Elon Musk filed a 46-page complaint in San Francisco Superior Court on Thursday seeking to block OpenAI’s planned conversion to a for-profit entity and demanding that the ChatGPT maker return to its original nonprofit mission, according to techcrunch.com.

The suit, first reported by techcrunch.com, alleges that OpenAI’s board breached contractual promises made in 2015 when Musk supplied much of the early funding. Court documents show Musk contends the 2019 creation of the capped-profit OpenAI LP and the subsequent close partnership with Microsoft violate the founding agreement that the company’s breakthroughs would remain open and benefit humanity. The filing asks the court to halt the conversion process, compel OpenAI to make its research public, and prevent Microsoft from exploiting the technology commercially.

OpenAI’s board has already begun the formal shift to a Delaware public-benefit corporation, a move that would let it raise the tens of billions it says are needed to train next-generation models, according to techcrunch.com. The structure mirrors Anthropic’s 2023 switch to a public-benefit corporation after raising $750 million from Google, and follows Inflection AI’s similar governance change backed by $1.3 billion from Microsoft. Regulators in California and Delaware have yet to rule on whether charitable assets can legally be rolled into a for-profit without compensation, leaving the entire sector watching the outcome.
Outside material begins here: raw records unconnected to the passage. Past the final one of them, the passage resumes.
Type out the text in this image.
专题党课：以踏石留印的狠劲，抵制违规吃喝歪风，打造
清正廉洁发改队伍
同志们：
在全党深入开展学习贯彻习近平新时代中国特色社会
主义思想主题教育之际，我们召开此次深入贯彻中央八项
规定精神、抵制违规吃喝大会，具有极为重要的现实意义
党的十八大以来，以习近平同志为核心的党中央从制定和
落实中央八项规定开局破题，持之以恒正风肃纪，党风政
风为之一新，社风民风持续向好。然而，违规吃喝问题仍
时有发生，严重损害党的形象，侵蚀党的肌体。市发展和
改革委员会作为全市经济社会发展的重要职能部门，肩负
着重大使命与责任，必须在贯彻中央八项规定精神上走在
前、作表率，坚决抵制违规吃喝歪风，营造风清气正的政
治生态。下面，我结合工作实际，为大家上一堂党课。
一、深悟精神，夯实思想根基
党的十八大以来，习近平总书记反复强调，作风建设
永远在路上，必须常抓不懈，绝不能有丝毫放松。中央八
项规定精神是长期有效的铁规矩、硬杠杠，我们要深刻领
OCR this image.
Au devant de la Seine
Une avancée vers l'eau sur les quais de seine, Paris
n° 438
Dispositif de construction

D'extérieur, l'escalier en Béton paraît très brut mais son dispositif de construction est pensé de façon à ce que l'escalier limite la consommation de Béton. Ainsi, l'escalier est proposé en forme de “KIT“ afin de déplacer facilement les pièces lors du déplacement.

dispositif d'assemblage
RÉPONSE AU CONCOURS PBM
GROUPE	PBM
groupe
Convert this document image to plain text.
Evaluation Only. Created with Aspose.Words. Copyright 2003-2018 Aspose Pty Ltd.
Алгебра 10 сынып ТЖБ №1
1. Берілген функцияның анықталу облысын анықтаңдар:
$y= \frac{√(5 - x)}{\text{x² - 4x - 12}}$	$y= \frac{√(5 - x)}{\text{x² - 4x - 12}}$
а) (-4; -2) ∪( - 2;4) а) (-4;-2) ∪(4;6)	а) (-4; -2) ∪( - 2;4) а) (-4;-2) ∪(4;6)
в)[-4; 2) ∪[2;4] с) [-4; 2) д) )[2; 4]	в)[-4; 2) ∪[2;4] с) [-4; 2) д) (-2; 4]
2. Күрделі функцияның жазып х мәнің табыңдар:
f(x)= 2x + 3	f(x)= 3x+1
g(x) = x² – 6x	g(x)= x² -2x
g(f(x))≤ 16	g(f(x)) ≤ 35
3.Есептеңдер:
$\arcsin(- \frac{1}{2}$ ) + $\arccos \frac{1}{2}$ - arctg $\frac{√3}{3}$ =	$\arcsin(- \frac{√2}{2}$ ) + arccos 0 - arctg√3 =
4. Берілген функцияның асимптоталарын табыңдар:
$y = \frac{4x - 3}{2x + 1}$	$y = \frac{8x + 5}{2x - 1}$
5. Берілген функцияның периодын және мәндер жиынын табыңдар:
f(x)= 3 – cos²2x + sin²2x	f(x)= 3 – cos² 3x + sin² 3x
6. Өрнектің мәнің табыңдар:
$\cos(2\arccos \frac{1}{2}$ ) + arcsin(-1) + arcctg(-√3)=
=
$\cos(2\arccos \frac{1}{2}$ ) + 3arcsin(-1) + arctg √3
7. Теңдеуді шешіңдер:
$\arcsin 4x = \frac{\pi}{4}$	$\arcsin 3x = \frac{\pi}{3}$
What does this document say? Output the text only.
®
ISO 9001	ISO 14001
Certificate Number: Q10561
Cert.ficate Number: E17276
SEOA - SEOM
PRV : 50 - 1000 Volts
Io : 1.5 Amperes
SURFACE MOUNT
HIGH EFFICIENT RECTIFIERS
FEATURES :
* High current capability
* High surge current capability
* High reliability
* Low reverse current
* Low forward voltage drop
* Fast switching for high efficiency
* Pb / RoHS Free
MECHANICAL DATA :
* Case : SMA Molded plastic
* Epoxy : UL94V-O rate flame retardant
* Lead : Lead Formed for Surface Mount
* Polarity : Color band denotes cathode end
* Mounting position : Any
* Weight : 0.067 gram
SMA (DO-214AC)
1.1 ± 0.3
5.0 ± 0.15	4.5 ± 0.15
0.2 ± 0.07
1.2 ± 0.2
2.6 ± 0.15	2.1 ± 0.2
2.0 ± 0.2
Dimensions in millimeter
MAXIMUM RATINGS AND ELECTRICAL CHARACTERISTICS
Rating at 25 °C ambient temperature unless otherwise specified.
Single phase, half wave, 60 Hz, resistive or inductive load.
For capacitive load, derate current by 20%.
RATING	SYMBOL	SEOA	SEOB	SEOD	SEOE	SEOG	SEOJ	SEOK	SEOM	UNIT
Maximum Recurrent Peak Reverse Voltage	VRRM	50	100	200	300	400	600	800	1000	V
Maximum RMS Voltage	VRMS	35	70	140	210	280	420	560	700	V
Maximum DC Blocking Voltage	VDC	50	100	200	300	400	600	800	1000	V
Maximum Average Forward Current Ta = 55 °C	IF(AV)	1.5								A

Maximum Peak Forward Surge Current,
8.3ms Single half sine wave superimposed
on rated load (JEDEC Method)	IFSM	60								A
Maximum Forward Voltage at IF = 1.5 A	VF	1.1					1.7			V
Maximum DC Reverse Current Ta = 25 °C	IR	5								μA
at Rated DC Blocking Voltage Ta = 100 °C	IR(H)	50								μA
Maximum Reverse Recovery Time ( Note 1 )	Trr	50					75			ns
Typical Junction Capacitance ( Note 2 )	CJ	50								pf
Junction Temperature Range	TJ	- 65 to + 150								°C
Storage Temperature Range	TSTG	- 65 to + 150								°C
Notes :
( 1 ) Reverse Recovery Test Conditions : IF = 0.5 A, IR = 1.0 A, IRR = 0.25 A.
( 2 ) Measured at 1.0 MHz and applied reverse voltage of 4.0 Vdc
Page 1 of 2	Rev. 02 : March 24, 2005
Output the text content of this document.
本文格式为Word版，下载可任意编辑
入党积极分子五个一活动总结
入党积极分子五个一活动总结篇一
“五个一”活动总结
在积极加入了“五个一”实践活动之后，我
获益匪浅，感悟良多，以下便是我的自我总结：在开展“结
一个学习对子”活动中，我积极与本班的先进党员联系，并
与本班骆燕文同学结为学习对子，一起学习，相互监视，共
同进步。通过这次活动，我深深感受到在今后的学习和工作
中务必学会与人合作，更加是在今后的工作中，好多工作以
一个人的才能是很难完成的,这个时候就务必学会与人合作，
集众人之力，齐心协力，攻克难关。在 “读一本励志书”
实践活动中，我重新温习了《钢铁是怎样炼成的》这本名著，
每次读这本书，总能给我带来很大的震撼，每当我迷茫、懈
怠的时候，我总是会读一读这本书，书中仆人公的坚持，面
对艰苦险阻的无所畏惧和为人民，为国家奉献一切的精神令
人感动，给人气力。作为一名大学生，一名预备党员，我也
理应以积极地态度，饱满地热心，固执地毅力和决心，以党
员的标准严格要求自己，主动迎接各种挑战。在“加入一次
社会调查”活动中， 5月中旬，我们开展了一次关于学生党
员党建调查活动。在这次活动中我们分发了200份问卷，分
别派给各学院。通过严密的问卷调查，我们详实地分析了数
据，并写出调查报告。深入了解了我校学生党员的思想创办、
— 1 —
A case-management conference is scheduled for 30 June, when the court will set a timeline for discovery and any preliminary injunction hearing, according to techcrunch.com. Until then, OpenAI must file its response by 14 June, and both sides have signaled they will seek expedited proceedings to resolve the governance question before the company’s next funding round, which Reuters reports could value the startup above $90 billion.